Que peut une biennale face au monde ? L’ambition réaliste d’Okwui Enwezor consiste d’abord à le raconter. « Les mots comptent. Cette exposition est une narration », martèle le commissaire de « All the world’s futures », qui a brillamment réuni 136 artistes de 53 pays dans le Pavillon central des Giardini et à l’Arsenale. Peu importe par où vous déciderez de commencer votre visite – un dilemme récurrent de biennale en biennale ! –, ce sont des mots qui vous accueilleront. Les néons bleus de Glenn Ligon dans la partie Giardini, qui se veut plus méditative, ou ceux de Bruce Nauman dans la partie Arsenale, qui se veut plus intense.

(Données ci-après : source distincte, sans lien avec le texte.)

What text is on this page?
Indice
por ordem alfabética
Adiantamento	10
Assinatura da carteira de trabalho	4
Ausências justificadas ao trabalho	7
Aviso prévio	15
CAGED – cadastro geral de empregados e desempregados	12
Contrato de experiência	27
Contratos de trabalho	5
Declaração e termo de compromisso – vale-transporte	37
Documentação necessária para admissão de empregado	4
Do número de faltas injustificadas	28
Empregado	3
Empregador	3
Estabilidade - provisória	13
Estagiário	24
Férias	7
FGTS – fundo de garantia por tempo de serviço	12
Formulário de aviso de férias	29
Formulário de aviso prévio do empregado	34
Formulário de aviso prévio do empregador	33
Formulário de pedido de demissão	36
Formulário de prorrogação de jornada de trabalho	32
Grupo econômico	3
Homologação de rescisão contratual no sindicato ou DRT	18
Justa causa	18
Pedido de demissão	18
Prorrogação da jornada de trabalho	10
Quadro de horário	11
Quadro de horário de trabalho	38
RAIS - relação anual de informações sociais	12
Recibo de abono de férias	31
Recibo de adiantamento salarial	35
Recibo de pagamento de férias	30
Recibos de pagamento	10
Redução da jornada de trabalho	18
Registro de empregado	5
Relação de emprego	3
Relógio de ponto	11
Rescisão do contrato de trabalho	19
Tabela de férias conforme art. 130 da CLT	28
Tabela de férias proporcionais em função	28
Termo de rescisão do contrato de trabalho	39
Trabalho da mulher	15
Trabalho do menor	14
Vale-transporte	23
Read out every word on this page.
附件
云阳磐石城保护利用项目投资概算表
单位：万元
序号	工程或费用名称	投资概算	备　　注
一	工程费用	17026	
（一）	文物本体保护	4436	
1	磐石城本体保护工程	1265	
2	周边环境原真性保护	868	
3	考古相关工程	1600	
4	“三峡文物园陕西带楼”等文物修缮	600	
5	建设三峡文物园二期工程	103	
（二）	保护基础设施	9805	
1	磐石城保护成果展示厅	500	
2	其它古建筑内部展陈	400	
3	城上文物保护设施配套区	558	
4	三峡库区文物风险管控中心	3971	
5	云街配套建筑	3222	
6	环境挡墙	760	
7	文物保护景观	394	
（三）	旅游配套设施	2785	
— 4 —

Si l’équilibre est généralement difficile à tenir entre ces deux espaces, la scénographie élégante de David Adjaye permet d’en tirer le meilleur parti. À l’Arsenale, il use d’une palette très minimaliste, entre noir, blanc et camaïeu de gris. Un langage graphique que l’on retrouve dans l’Arène qu’il a architecturée au milieu du Pavillon central et qui est le théâtre permanent de joutes verbales ou musicales. 


« Créez votre propre sens ! »

Dans cet écrin sobre, la première impression est celle d’une exposition formellement très belle. Et puisqu’il faut bien commencer quelque part – le commissaire nous y encourage : « Suivez votre propre chemin, créez votre propre sens ! » –  on démarre par l’Arsenale, plus spectaculaire, qui fait alterner gigantesques installations occupant des salles entières, importants dispositifs vidéos et dessins fragiles et délicats.

Ici, le souffle est souvent coupé et l’on ressent l’intensité voulue par Okwui Enwezor. L’entrée majestueuse déploie une série d’œuvres monumentales, comme les sculptures sonores silencieuses de Terry Adkins ou les éléments de théâtre traditionnel de Qiu Zhijie. Pendant tout le parcours, il faudra être attentif, car dans ce que Okwui Enwezor a réuni, la plupart des œuvres disposent d’une force singulière.

On y parle beaucoup de guerres, sur des tons et dans des formes très différentes. Toujours à l’entrée, les bouquets de machettes d’Adel Abdessemed sont éloquents. L’impressionnante collection de dessins d’Abu Bakarr Mansaray fourmille de détails et de descriptions, rehaussés d’un rouge sang. Certaines inventions caustiques de l’artiste pourraient prêter à sourire, mais on n’ose pas vraiment. Plutôt glacé, on se dit que la Guerre du Sierra Leone à laquelle ces massaka font référence a largement démontré les capacités de l’être humain à surenchérir dans l’horreur. (…)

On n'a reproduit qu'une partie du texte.